Alcool : « Le lieu de travail est intéressant pour faire de la prévention »

Alcool : "Le lieu de travail est intéressant pour faire de la prévention" | Journal des Activités Sociales de l'énergie | 88872 Addiction Alcool

13,4 % des 18-24 ans déclarent au moins 10 ivresses par an (source : Consommation d’alcool en France métropolitaine / Santé publique France 2019). ©Jean-Luc Boiré/CCAS

À l’occasion du Dry January (faire une pause alcool pendant un mois), Corinne Dano, médecin addictologue au CHU d’Angers et médecin du travail, répond à nos questions.
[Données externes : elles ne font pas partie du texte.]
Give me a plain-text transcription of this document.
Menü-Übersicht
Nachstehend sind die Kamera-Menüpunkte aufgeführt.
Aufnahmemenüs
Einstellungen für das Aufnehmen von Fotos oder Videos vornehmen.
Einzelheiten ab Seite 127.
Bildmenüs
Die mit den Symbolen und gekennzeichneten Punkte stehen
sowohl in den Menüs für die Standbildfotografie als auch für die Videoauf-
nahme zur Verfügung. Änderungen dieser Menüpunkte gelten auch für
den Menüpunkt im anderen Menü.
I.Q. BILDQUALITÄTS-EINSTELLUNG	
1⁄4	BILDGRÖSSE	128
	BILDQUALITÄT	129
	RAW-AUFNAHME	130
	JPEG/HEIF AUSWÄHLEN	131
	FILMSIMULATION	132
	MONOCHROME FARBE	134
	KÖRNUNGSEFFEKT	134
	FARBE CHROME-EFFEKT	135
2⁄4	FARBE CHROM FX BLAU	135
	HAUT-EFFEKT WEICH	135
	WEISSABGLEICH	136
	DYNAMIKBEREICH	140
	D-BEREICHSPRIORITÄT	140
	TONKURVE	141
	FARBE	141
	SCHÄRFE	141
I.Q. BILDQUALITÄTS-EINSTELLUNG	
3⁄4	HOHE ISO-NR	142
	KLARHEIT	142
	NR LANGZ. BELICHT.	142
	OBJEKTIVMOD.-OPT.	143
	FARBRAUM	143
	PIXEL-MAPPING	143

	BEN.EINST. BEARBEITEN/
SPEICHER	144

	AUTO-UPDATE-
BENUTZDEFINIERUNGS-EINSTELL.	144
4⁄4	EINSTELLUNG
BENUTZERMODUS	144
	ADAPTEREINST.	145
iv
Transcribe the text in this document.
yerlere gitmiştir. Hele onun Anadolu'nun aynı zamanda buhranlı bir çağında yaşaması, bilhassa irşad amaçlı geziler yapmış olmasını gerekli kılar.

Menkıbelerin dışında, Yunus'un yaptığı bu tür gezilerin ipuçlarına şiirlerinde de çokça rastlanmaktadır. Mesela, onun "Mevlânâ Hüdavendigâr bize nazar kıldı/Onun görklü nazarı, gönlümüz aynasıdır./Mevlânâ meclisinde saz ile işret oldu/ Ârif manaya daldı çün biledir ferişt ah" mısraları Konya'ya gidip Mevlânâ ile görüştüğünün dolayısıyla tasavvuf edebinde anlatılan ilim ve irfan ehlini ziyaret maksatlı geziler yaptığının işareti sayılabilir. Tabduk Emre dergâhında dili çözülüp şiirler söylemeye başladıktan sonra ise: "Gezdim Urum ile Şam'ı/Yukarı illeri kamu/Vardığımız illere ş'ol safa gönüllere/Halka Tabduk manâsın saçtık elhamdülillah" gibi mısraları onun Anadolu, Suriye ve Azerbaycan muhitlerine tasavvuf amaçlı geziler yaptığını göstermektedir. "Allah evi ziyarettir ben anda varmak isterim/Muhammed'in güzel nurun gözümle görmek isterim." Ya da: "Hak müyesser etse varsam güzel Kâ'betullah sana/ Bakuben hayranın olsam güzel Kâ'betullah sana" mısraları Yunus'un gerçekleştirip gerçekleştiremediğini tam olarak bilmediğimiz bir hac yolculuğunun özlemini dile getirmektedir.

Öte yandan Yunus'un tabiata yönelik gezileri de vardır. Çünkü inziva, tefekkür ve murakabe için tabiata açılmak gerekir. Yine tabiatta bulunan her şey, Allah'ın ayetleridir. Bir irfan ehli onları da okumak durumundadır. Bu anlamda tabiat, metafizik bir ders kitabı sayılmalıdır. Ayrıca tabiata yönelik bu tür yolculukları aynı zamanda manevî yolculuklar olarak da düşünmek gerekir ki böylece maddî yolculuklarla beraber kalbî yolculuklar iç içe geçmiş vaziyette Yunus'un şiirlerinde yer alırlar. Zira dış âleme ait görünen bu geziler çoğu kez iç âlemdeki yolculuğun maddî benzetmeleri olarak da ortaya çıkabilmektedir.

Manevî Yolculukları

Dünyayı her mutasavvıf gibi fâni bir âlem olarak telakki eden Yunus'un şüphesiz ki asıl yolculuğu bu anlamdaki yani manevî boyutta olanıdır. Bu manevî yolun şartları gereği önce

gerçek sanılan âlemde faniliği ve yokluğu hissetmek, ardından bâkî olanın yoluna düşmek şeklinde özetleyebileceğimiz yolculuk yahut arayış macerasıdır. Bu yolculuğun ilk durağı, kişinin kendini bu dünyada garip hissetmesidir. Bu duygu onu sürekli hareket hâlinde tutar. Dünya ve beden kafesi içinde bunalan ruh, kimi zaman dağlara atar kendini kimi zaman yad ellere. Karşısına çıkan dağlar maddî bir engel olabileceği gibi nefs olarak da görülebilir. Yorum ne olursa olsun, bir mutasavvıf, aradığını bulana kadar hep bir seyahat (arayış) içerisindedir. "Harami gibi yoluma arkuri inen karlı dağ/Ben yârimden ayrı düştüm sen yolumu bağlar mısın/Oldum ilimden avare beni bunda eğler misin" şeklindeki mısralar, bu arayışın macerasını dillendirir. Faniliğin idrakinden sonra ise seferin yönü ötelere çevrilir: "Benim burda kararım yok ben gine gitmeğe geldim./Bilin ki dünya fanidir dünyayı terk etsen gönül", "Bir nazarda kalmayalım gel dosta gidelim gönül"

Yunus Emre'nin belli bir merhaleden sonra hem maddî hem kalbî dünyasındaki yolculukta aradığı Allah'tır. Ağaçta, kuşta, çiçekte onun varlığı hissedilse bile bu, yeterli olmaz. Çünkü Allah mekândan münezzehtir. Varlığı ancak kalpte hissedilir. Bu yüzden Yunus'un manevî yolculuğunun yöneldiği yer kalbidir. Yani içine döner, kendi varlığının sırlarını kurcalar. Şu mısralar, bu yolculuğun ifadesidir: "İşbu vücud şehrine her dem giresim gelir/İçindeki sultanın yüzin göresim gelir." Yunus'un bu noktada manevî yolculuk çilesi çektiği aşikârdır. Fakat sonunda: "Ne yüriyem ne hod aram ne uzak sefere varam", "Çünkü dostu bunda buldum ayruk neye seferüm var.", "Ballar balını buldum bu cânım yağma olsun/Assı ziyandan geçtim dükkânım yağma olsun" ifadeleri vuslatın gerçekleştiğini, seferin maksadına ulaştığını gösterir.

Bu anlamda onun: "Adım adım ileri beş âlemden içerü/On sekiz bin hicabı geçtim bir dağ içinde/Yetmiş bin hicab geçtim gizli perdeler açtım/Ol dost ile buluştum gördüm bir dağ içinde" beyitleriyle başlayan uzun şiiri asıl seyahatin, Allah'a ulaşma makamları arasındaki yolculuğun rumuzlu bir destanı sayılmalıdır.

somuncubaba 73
Pourquoi tenter le défi du zéro alcool ?

L’objectif est de porter une attention particulière à sa consommation d’alcool. Mais la transposition littérale du Dry January (« janvier sec ») tel qu’il a été lancé en 2013 en Grande-Bretagne est peut-être un peu trop radicale pour notre pays : on peut déjà essayer d’être attentif à notre habitude pendant une semaine ou en essayant de diminuer sa consommation pendant un mois. L’intérêt est que tout consommateur puisse y réfléchir, même si l’on sait que 80 % de l’alcool bu en France l’est par seulement 20 % des consommateurs.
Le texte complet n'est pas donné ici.